Kusnandi Rusmil menambahkan kasus KIPI berat rasionya 1 juta banding satu orang. Adapun reaksi alergi berat dan ringan angkanya berkisar 2,5-5 persen.
"Efek samping yang terjadi sangat sedikit memang ada yang gatal, merah di tempat penyuntikan itu bawah 2,5 persen," ucap Kusnandi.
Menurut dia, KIPI bisa dikaitkan atau pun tidak dengan vaksin. Contoh reaksi vaksin membuat panas badan, bengkak di tempat suntikan.
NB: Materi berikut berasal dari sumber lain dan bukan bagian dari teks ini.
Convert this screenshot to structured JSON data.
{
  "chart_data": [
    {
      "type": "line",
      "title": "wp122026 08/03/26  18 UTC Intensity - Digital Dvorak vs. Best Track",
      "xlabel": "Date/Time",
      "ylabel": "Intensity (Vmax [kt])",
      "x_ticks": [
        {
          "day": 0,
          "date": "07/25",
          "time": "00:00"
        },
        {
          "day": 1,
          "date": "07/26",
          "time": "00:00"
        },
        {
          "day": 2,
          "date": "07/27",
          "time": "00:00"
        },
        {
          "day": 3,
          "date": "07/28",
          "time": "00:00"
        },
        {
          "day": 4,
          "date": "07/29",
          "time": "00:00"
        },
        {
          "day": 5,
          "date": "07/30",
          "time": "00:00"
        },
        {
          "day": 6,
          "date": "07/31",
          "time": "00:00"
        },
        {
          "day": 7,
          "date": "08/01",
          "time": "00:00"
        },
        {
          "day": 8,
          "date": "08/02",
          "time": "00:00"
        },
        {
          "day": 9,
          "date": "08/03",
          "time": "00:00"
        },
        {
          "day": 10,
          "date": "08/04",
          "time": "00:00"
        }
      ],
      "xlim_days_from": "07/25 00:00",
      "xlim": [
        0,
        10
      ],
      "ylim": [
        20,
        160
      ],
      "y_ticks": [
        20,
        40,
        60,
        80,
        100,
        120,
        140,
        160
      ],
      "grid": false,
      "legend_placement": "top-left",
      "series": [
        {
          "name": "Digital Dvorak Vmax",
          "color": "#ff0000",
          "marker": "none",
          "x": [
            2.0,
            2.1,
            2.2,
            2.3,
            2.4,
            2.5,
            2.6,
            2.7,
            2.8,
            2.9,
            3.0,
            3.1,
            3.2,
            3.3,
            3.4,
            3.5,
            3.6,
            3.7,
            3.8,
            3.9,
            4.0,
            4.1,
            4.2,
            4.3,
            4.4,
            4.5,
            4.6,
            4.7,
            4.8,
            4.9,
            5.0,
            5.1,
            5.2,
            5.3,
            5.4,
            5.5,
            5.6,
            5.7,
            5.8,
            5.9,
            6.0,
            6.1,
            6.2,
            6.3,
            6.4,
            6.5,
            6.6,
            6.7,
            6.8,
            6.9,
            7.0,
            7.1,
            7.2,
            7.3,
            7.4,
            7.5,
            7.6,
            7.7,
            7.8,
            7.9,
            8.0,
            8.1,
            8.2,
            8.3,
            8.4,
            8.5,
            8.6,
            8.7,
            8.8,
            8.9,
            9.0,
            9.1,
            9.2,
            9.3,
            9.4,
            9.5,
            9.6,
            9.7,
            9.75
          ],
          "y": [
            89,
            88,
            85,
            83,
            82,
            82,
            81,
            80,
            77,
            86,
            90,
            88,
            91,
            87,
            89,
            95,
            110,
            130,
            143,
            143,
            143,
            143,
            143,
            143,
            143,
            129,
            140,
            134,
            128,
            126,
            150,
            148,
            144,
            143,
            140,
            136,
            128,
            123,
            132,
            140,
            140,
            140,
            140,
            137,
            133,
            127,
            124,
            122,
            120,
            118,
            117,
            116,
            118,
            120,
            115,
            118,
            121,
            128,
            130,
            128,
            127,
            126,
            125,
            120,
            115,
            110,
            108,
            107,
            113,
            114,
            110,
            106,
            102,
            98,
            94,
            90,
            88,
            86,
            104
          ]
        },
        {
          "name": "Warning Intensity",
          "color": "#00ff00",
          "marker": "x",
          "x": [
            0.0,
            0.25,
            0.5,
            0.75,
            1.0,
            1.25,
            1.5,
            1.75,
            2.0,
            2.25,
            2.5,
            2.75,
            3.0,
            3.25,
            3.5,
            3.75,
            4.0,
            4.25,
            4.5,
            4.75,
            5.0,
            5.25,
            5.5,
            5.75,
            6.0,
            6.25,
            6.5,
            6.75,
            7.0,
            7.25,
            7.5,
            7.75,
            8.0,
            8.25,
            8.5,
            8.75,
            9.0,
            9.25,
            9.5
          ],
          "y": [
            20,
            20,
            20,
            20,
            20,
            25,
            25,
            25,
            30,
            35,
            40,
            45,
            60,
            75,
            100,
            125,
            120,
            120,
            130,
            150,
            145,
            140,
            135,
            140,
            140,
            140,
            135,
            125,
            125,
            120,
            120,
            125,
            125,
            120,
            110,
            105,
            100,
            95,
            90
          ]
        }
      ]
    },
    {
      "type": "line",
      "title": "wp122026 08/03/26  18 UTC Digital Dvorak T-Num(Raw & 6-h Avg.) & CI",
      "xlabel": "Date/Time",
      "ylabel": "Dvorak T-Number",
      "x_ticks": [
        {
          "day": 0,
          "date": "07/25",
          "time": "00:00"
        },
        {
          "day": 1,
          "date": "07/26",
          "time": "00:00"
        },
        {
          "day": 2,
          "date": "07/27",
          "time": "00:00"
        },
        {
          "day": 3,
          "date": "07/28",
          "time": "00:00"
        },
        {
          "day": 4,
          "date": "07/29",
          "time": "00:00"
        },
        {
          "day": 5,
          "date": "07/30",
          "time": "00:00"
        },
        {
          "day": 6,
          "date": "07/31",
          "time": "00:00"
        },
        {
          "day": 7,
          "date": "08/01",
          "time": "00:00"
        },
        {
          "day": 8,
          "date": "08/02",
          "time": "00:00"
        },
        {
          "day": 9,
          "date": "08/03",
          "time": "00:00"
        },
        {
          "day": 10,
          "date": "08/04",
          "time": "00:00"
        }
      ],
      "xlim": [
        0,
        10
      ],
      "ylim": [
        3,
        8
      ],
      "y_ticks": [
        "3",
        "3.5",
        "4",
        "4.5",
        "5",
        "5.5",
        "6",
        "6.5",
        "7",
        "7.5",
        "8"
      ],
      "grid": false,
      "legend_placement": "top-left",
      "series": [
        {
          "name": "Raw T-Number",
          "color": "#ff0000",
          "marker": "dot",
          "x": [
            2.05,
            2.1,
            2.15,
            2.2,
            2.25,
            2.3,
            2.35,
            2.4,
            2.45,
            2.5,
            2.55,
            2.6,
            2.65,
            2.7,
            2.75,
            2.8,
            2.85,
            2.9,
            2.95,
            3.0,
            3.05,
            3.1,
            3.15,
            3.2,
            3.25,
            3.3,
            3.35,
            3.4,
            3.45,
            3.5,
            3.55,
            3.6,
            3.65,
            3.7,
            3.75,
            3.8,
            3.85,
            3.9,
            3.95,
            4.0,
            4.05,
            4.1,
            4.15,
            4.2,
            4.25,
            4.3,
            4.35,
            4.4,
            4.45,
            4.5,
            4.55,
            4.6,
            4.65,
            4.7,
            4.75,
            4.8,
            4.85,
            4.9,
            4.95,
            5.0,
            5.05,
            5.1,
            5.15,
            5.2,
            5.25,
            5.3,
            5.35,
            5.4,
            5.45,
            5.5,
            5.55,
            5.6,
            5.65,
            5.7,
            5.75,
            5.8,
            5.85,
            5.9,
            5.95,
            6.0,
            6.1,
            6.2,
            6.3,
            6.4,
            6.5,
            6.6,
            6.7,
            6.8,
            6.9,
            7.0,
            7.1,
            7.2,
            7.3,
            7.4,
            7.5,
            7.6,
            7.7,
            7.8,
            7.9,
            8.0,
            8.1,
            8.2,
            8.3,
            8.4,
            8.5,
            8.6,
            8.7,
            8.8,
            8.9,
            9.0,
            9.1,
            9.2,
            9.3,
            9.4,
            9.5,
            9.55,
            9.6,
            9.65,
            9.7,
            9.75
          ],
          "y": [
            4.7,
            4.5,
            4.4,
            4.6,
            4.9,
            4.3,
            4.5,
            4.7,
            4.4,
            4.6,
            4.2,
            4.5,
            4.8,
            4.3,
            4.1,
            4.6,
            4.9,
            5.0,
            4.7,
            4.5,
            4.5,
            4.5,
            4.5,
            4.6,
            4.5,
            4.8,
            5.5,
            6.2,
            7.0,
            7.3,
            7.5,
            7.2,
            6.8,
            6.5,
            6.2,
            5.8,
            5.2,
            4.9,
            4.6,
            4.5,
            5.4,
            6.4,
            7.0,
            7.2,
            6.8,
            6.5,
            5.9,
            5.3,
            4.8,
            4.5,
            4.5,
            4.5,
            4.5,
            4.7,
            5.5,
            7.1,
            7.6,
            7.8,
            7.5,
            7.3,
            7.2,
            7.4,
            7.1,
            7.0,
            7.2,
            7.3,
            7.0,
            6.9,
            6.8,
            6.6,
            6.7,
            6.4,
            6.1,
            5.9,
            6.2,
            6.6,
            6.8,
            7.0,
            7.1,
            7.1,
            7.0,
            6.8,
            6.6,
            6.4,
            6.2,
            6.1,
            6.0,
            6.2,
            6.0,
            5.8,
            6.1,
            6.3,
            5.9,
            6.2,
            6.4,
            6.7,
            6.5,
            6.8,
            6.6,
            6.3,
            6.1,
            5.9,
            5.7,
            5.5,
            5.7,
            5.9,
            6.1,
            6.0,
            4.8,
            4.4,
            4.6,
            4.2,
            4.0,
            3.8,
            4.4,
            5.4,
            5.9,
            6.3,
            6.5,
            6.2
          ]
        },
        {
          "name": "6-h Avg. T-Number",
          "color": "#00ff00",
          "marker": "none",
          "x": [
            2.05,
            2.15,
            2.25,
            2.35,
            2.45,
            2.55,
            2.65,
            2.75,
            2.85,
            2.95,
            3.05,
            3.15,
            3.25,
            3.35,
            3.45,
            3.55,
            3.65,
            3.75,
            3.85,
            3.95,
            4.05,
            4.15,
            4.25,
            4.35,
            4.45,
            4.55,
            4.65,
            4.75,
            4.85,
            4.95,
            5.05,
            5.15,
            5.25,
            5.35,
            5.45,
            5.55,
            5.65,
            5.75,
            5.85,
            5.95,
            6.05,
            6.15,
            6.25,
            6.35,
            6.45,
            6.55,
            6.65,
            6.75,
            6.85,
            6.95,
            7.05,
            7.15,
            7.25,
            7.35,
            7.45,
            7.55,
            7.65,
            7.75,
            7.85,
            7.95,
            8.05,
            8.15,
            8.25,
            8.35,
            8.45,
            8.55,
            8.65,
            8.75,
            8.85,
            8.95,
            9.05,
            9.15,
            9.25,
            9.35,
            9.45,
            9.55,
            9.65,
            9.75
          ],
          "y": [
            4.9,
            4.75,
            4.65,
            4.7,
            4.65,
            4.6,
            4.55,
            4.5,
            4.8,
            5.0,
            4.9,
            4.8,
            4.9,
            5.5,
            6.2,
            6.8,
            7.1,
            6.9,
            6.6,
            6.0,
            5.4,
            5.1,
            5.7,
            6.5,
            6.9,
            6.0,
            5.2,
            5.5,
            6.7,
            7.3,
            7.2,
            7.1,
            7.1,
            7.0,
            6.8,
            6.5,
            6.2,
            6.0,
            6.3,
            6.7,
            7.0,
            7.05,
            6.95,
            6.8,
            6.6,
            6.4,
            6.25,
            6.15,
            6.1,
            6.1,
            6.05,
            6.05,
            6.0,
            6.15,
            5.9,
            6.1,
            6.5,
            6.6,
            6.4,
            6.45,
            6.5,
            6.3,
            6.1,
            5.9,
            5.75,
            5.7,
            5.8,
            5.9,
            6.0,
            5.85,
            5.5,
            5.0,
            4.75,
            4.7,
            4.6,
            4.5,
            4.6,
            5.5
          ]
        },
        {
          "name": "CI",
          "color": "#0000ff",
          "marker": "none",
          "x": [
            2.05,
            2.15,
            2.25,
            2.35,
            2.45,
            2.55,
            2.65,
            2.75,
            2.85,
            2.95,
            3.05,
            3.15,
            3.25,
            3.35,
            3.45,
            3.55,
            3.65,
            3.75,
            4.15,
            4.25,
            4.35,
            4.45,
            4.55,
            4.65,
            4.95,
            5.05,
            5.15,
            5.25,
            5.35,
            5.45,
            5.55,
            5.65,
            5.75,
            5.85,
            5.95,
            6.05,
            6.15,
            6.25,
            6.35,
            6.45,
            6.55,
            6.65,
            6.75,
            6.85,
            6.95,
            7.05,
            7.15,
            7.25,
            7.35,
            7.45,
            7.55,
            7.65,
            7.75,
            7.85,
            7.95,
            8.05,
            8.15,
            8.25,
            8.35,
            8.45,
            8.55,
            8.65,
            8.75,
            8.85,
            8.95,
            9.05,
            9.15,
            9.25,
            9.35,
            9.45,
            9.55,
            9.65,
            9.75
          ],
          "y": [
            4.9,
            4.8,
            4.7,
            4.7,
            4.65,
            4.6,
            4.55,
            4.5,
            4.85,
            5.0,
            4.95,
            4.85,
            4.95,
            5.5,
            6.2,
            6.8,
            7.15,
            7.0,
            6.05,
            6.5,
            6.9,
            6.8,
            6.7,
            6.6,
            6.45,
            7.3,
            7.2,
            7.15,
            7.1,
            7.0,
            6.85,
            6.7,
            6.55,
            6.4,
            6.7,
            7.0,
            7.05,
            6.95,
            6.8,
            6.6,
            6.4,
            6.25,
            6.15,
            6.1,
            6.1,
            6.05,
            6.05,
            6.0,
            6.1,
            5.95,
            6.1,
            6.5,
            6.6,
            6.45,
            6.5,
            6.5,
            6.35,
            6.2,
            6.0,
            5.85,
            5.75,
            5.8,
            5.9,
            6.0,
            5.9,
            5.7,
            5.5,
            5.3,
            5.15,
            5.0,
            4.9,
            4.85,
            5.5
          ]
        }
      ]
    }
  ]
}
"Ada juga yang bukan reaksi vaksin, seperti salah suntik, ketukar. Itu yang harus dicegah dan kita belum pernah ketemu KIPI seperti itu, kebanyakan reaksi individu yang terjadi," kata dia.
"Yang berat itu sangat jarang dari sejuta itu satu. Untuk keuntungan vaksinasi jauh lebih besar daripada reaksi itu jadi jangan takut divaksinasi karena ini mencegah dari penyakit," lanjutnya.
Anggota Komda KIPI Jabar Rodman Tarigan menambahkan KIPI serius kebanyakan berupa pasien tidak sadarkan diri atau pingsan setelah menerima vaksin. Hal itu dikarenakan adanya kecemasan, misalnya, karena melihat jarum suntik.
"Ada ketakutan sehingga muncul gejala sakit sampe pingsan. KIPI serius itu sampai dirawat dan itu ternyata tidak ada kaitannya dengan vaksinasi," tutupnya.